Sometimes Americans sponsor a member of their own family, but often people become sponsors like we did – through their churches, synagogues and local nonprofits across the country who are driven by their faith and values to help a global neighbor.

The two of us were able to do this amazing work because our friends and loved ones came together to help us welcome the people we sponsored. We and other volunteers were able to connect our beneficiaries to every local resource they need to thrive in our communities, from signing up for English language classes to driving them to a doctor’s appointment. 

We have found that the support we provide as sponsors quickly helps the families we welcome to help themselves and contribute to their new communities.

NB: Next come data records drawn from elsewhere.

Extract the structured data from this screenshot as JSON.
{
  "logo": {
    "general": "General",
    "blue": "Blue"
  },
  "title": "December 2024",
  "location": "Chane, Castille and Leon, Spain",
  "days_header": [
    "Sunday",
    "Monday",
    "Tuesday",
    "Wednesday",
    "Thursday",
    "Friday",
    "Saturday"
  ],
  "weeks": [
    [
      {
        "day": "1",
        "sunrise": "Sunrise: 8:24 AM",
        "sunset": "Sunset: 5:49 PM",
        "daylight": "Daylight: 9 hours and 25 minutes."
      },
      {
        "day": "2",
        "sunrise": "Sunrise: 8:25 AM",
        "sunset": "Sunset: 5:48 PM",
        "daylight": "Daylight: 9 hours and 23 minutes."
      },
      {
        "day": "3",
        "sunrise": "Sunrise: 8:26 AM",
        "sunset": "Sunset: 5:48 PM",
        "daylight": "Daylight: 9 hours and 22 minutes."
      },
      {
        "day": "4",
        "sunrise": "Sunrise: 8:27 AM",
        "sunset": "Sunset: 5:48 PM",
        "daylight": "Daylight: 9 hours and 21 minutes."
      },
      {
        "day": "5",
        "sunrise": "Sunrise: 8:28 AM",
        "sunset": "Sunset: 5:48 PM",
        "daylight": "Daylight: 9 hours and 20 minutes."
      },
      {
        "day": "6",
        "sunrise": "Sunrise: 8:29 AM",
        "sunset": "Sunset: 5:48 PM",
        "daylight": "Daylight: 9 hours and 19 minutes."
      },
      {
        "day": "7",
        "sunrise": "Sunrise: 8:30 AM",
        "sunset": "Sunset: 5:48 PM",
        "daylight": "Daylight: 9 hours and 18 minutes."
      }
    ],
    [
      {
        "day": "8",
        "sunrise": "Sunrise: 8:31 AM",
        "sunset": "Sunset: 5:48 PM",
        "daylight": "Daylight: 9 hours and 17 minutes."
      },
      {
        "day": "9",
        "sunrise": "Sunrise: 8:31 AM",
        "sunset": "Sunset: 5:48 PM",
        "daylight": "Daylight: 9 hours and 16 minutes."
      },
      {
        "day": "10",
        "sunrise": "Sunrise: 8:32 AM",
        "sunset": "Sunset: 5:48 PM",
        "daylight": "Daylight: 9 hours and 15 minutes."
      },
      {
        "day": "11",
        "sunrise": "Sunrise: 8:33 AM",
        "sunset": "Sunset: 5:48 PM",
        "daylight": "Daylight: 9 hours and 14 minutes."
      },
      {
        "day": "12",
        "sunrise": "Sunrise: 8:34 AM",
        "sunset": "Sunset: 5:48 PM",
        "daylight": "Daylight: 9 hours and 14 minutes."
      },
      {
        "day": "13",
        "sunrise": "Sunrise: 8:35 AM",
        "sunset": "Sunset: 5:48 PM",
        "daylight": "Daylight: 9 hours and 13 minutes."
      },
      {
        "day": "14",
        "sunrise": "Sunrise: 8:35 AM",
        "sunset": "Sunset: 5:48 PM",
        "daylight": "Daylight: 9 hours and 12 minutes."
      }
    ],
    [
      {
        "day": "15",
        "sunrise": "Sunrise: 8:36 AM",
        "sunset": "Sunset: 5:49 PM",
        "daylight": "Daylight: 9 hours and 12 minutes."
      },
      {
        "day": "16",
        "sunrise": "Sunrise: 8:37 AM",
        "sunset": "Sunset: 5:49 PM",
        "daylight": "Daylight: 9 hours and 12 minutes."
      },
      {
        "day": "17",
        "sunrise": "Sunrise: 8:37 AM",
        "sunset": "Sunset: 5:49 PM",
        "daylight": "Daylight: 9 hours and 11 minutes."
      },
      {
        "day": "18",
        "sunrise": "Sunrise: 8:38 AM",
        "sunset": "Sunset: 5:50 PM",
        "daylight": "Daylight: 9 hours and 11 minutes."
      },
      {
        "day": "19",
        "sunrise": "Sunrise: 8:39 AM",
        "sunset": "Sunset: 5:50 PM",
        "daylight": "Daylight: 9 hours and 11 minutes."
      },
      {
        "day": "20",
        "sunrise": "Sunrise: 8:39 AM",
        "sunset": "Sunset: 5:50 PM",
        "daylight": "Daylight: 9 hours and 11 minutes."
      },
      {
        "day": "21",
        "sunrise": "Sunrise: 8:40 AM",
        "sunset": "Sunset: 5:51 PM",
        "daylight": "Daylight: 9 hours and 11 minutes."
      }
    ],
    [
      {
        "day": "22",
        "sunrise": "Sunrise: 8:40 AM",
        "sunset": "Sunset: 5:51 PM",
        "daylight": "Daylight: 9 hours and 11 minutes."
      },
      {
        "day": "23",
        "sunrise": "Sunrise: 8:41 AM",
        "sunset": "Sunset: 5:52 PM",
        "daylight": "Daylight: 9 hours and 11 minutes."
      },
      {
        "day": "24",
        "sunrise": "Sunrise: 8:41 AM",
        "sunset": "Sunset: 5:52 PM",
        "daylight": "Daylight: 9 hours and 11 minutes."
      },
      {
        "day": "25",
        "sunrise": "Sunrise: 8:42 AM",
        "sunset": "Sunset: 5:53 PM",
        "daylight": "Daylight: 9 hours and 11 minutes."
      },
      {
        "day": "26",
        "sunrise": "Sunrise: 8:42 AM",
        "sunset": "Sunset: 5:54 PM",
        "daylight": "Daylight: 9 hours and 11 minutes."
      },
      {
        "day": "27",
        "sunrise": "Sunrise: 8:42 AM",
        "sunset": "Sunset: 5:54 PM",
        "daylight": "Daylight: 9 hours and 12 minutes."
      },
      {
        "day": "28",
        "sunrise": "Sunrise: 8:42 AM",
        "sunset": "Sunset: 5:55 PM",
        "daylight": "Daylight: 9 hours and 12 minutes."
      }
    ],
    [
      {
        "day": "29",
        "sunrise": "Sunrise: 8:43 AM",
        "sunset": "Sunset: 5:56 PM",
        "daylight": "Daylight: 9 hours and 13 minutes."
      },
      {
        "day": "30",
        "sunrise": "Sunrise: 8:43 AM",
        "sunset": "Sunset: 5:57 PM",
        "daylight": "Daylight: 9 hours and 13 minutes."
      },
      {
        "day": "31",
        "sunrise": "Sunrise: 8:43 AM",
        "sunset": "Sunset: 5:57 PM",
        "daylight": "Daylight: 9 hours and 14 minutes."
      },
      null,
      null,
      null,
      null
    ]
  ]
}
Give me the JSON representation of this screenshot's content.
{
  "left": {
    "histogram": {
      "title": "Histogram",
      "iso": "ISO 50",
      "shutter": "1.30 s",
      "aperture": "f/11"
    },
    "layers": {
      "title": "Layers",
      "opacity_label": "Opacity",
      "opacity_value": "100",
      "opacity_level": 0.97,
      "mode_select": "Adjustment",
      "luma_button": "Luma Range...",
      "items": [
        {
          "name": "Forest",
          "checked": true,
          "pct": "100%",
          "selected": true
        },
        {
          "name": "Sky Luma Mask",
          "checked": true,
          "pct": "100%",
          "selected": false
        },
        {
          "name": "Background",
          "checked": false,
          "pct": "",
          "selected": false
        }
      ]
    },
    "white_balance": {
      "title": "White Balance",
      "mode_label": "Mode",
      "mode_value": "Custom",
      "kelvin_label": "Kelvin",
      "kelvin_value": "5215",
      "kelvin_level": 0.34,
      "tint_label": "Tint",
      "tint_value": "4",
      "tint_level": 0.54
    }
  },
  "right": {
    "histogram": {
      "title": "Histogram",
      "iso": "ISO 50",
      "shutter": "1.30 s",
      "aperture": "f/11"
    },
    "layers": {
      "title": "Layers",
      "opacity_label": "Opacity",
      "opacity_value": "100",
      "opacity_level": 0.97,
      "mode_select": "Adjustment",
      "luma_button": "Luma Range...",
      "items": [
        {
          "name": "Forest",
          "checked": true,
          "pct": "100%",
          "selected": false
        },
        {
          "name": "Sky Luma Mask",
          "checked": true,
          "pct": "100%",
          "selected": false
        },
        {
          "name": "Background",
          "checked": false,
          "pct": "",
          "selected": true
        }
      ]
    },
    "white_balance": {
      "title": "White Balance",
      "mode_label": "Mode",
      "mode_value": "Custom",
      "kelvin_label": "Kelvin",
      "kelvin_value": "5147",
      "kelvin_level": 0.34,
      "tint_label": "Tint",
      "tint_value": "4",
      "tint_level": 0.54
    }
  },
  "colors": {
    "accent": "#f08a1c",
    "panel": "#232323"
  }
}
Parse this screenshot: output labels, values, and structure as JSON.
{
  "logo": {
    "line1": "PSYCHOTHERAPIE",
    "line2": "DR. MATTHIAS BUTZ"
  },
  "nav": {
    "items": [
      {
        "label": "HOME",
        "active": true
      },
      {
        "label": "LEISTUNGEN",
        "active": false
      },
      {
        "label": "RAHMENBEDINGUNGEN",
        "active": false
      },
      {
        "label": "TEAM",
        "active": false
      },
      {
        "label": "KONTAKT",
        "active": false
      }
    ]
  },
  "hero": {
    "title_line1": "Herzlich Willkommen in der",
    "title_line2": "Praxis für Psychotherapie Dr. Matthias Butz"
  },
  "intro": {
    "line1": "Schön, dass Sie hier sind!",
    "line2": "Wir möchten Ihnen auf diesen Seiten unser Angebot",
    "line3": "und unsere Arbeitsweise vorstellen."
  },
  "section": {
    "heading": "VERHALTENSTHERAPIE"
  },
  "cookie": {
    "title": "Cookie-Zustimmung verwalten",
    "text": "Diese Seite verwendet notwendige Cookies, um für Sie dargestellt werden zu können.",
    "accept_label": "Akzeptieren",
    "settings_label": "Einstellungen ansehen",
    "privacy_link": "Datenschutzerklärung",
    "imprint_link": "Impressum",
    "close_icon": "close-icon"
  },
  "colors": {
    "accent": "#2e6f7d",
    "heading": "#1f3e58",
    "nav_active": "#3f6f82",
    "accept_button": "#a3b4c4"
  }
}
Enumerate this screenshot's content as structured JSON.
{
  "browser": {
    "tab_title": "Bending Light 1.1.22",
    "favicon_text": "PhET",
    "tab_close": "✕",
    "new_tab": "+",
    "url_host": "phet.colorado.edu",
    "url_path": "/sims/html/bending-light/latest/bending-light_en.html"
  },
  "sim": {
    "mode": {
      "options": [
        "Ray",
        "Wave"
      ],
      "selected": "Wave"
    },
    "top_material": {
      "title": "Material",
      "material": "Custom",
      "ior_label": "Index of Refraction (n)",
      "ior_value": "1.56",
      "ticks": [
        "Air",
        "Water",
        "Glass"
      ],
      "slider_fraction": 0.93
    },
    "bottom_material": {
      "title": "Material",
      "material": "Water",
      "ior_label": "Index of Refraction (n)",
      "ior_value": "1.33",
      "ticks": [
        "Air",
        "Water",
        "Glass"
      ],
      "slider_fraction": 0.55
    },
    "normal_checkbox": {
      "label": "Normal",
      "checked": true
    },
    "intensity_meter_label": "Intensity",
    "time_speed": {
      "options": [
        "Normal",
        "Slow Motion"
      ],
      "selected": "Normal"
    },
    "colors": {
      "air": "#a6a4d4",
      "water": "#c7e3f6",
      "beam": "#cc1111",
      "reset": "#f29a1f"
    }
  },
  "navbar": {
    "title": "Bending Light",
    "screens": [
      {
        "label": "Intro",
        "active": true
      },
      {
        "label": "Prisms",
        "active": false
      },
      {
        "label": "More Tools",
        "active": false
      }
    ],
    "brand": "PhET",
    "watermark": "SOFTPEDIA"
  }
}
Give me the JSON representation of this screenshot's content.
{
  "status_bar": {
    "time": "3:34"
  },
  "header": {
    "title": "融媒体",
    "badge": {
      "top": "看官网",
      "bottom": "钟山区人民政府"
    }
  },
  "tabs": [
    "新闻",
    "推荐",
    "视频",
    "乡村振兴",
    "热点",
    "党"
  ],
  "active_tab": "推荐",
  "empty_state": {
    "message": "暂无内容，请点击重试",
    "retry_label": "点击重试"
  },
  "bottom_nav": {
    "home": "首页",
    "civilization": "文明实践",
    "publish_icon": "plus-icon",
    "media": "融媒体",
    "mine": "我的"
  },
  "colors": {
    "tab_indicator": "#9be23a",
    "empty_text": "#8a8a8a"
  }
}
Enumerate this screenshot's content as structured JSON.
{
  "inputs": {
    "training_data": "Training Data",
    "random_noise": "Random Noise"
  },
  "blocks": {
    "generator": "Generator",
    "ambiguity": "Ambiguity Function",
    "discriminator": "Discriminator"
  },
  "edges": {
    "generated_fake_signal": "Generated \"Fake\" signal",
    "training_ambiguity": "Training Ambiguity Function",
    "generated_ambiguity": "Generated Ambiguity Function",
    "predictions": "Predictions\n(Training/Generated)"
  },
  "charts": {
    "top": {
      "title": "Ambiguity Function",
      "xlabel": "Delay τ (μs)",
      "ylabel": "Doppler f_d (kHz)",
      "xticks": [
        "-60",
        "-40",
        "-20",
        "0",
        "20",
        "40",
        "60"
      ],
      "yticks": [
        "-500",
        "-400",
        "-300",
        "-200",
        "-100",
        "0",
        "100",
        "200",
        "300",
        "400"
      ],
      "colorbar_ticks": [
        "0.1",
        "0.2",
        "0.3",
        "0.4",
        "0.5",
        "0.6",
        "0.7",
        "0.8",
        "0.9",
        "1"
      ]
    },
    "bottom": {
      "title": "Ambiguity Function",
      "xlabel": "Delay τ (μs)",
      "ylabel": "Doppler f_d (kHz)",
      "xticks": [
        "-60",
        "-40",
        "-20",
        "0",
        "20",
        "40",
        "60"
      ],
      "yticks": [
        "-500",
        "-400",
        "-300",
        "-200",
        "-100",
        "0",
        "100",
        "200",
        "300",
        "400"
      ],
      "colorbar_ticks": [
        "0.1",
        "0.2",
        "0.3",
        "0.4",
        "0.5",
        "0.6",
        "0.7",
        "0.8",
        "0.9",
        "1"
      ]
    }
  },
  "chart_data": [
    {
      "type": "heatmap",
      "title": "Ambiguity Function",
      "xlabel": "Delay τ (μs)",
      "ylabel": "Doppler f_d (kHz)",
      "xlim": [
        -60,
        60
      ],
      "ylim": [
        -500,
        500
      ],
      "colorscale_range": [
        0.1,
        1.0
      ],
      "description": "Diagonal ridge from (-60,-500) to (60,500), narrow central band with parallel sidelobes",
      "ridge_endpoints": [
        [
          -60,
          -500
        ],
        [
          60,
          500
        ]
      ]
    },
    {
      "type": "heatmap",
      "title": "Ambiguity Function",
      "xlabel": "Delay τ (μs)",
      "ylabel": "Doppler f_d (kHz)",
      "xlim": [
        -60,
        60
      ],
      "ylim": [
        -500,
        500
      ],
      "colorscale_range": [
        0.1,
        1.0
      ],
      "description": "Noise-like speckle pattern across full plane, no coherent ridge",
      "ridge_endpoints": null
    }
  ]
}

Take for example, the teenager whom we welcomed years ago – she is now planning to enter nursing school, eager to do her part to solve our nation’s shortage of health professionals after the pandemic.

We have no doubt that there are countless families from Cuba, Haiti, Nicaragua and Venezuela who would do the same, if given the opportunity. 

An impending federal district court ruling in Texas v. DHS will decide the fate of the CHNV program. But the popularity and success of these programs say it all.

The freedom to welcome is deeply American and should be protected, as it allows us to fulfill our fundamental values of liberty and opportunity.

Lisa and Peter Weinstock

Lisa and Peter Weinstock live in Massachusetts, where they work in health care and education.